91Ó°ÊÓ

The original exercise focuses on the series \(\text{ln} \bigg(2 + \frac{1}{n}\bigg)\). At the core of this problem is the concept of a **logarithmic series**, which involves the natural logarithm function log\((x)\) applied to the terms of a sequence. In this case, we need to determine if the series \(\text{ln} \bigg(2 + \frac{1}{n}\bigg)\) converges or diverges as n approaches infinity.
To analyze such series, we often use logarithmic properties and approximations. For small values of x, the natural logarithm has the series expansion \(\text{ln}(1 + x) \approx\ x\). We use this approximation to simplify the given series term \( \text{ln}\bigg(2 + \frac{1}{n}\bigg)\). As n tends to infinity, \(\frac{1}{n}\) becomes very small, and thus our term can be written as \(\text{ln}(2) + \text{ln}\bigg(1 + \frac{1}{2n}\bigg)\), allowing us to further simplify using the approximation for \(\text{ln}(1 + x)\).
Understanding the behavior and properties of the logarithmic function at different ranges can be very helpful in simplifying and analyzing series.
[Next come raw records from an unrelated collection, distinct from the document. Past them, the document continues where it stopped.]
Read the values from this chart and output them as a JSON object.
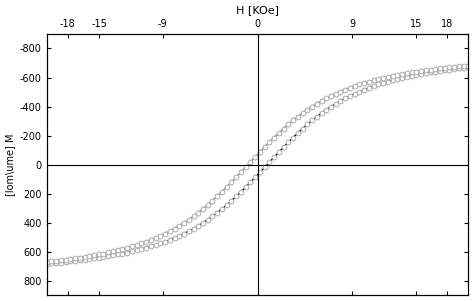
{
  "top_xlabel": "H [KOe]",
  "ylabel": "[lom\\ume] M",
  "xlim": [
    -20,
    20
  ],
  "ylim": [
    -900,
    900
  ],
  "xtick_positions": [
    -18,
    -15,
    -9,
    0,
    9,
    15,
    18
  ],
  "xtick_labels": [
    "-18",
    "-15",
    "-9",
    "0",
    "9",
    "15",
    "18"
  ],
  "ytick_positions": [
    -800,
    -600,
    -400,
    -200,
    0,
    200,
    400,
    600,
    800
  ],
  "ytick_labels": [
    "-800",
    "-600",
    "-400",
    "-200",
    "0",
    "200",
    "400",
    "600",
    "800"
  ],
  "bg_color": "#ffffff",
  "line_color_black": "#000000",
  "line_color_gray": "#aaaaaa",
  "marker_edge_color": "#aaaaaa",
  "Ms": 820,
  "a_param": 3.5,
  "Hc": 0.9,
  "n_line": 300,
  "n_scatter": 90
}
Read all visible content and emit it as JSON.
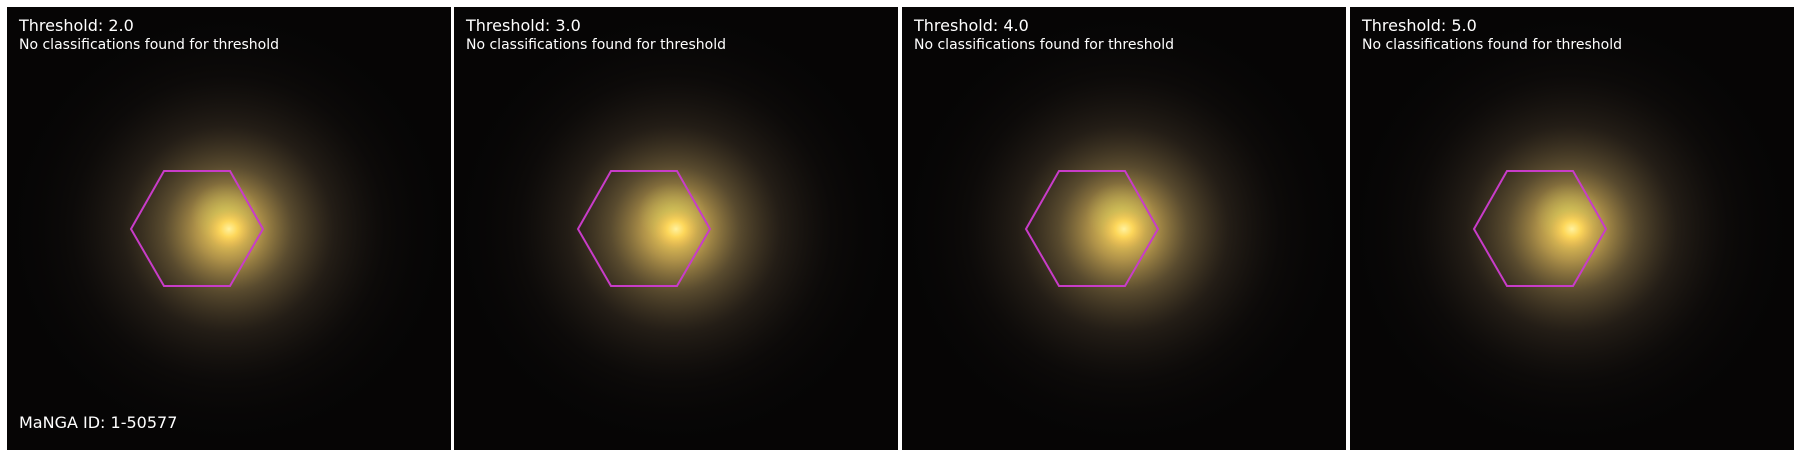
{
  "galaxy": {
    "id_label": "MaNGA ID: 1-50577"
  },
  "panels": [
    {
      "title": "Threshold: 2.0",
      "message": "No classifications found for threshold"
    },
    {
      "title": "Threshold: 3.0",
      "message": "No classifications found for threshold"
    },
    {
      "title": "Threshold: 4.0",
      "message": "No classifications found for threshold"
    },
    {
      "title": "Threshold: 5.0",
      "message": "No classifications found for threshold"
    }
  ],
  "colors": {
    "hexagon_outline": "#c83cc8",
    "galaxy_core": "#ffd35a",
    "background": "#060505"
  },
  "icons": {
    "ifu_footprint": "hexagon-outline-icon"
  }
}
The **harmonic series** is a fundamental concept in understanding series convergence and divergence. The harmonic series is given by: \[ \sum_{n=1}^{\text{∞}} \frac{1}{n} \] This series is known to diverge, meaning that its sum grows without bound as n increases.
In our original problem, we derived that the original series transforms into \( \text{ln}(2) + \frac{1}{2n} \). The term \( \text{ln}(2) \) is a constant and doesn't affect the convergence. Hence, we focus on \( \sum_{n=1}^{\text{∞}} \frac{1}{2n} \), which is essentially half the harmonic series.
Since the harmonic series itself diverges, any multiple of it, including the one with \(\frac{1}{2}\), also diverges. This conclusion helps us determine the behavior of complex series by comparing them to well-known series like the harmonic series.

The concept of **series divergence** is crucial in our problem. When we say a series diverges, it means the sum of its terms keeps growing without bound. This happens if the terms of the series do not approach zero fast enough.
In the step-by-step solution, we concluded that the series \( \sum_{n=1}^{\text{∞}} \frac{1}{2n} \) diverges because it is simply a scaled version of the harmonic series.
Divergence can be tested using various methods, such as comparing to known divergent series (like we did here), the n-th term test (if the limit of the n-th term as n approaches infinity is not zero, the series diverges), or using the Ratio Test and other convergence tests. Understanding that the harmonic series diverges is a foundational tool for analyzing other series.

The **series expansion** of functions, particularly for simplifying terms within a series, is a very powerful analytical tool. In our exercise, the concept of the logarithmic series expansion was leveraged to simplify the term \( \text{ln}\bigg(2 + \frac{1}{n}\bigg) \).
Specifically, we used the logarithmic series expansion: \( \text{ln}(1 + x) \approx\ x \), valid for small x, to approximate \( \text{ln}\bigg(2 + \frac{1}{n}\bigg) \approx\ \text{ln}(2) + \frac{1}{2n} \).
This approximation allowed us to express the original series in a more manageable form, eventually highlighting its resemblance to the harmonic series. Successful series expansion can simplify complex terms and make the analysis of convergence/divergence more straightforward.
Grasping series expansion is essential in calculus and beyond, as it can simplify solving problems across various mathematical fields.